Tourism Boards’ Future in the Trump Era
Tourism boards have always faced funding battles and have had to justify their existence even if their numbers add up and they help generate the amount of tourist taxes they commit to.
But the ascendance of President Trump, the Tea Party and other nationalist movements across the U.S. and Europe has certainly emboldened some communities to rethink how they’re spending public money and whether they should reallocate tourism marketing funds elsewhere.
When asked what he thinks his marketing budget will look like this year in light of Trump and national politics, Percy said Niagara USA is “really in a wait and see mode.”
Other states such as California have plenty of tourism marketing funds to work with and aren’t overly concerned about the coffers running dry.
But if Visit Florida’s funding is eliminated, for example, that sends a powerful message to other cities and states from the U.S.’ most popular tourist destination about how to consider tourism marketing funds and the role of tourism boards.
“If Visit Florida is cut, we could go from our record of 7.3 million visitors this year in the Palm Beaches to possibly 4.2 million, spending could decrease a couple billion dollars in Palm Beach County and roughly 30,000 jobs could be lost,” said Pesquera.
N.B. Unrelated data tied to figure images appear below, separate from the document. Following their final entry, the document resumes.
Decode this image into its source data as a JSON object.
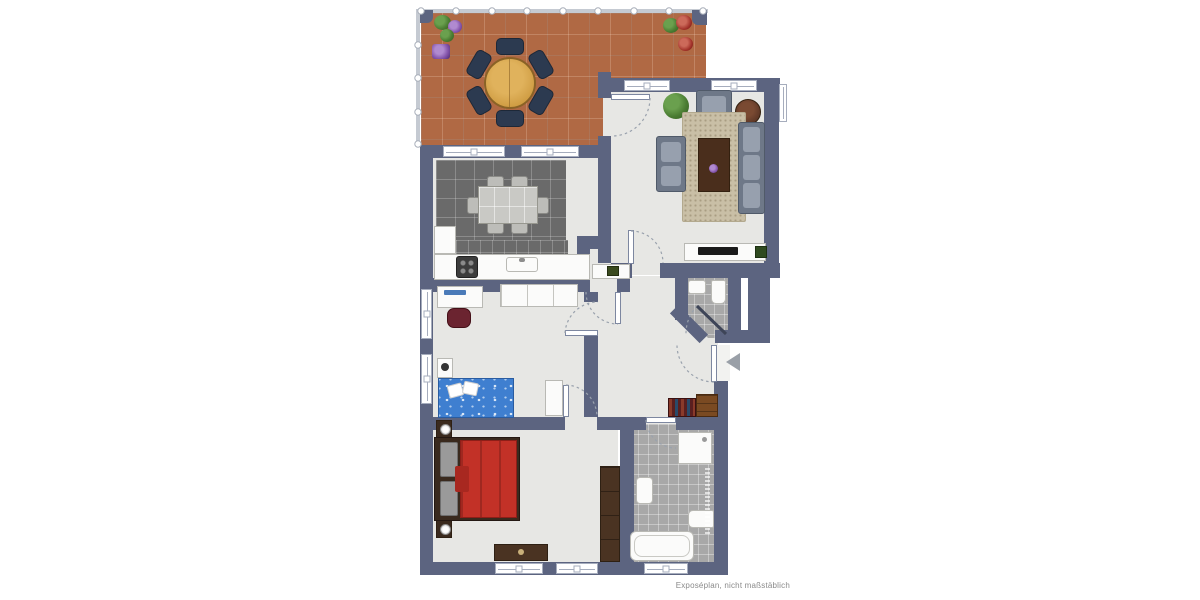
{
  "document": {
    "footer_note": "Exposéplan, nicht maßstäblich"
  },
  "colors": {
    "wall": "#5c6480",
    "floor": "#e7e7e4",
    "terrace": "#b06944",
    "dining_tile": "#6a6a6a",
    "bath_tile": "#a8a8a8",
    "rug": "#c9bfa6",
    "upholstery": "#6e7888",
    "cushion": "#97a0ae",
    "wood": "#cf9c42",
    "dark_wood": "#4a3322",
    "red_bed": "#c23127",
    "blue_bed": "#3f7fd0",
    "railing": "#c5cad2",
    "arrow": "#9aa0a8",
    "plant": "#4a7c32",
    "accent_purple": "#8050a8",
    "accent_red": "#a03028",
    "tv": "#1a1a1a"
  },
  "rooms": {
    "terrace": [
      "round-dining-table",
      "six-chairs",
      "planters"
    ],
    "living_room": [
      "sofa",
      "two-armchairs",
      "rug",
      "coffee-table",
      "side-table",
      "tv-sideboard",
      "plant"
    ],
    "kitchen_dining": [
      "dining-table",
      "six-chairs",
      "kitchen-counter",
      "stove",
      "sink"
    ],
    "childrens_room": [
      "desk",
      "desk-chair",
      "wardrobe",
      "single-bed",
      "nightstand"
    ],
    "bedroom": [
      "double-bed",
      "two-nightstands",
      "wardrobe",
      "dresser"
    ],
    "bathroom": [
      "shower",
      "washbasin",
      "toilet",
      "bathtub"
    ],
    "guest_wc": [
      "washbasin",
      "toilet"
    ],
    "hallway": [
      "sideboard",
      "bookshelf",
      "dresser",
      "entrance-arrow"
    ]
  }
}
Roger Dow, CEO of the U.S. Travel Association, said during public testimony for the bill to defund Visit Florida last month that, “This is not a zero-sum game. Pennsylvania cut their tourism marketing budget by $20 million and lost $600 million in tax revenue. Colorado lost more than $135 million in revenue when they cut their tourism marketing. If you pass this bill you will become an income tax state or [have to] cut other services.”
Posting record visitation and/or visitor spending is one of the highest accomplishments a tourism board can achieve each year. At the same time, when millions of more people visit Florida each year, for example, many politicians wonder why tourism marketing is necessary if the state is already popular.
Tourism boards have taken on more functions in recent decades but promoting economic development has been a consistent theme for the sector since its beginnings.
Convincing lawmakers that locals benefit from tourism marketing has become increasingly important for ensuring tourism boards’ survival.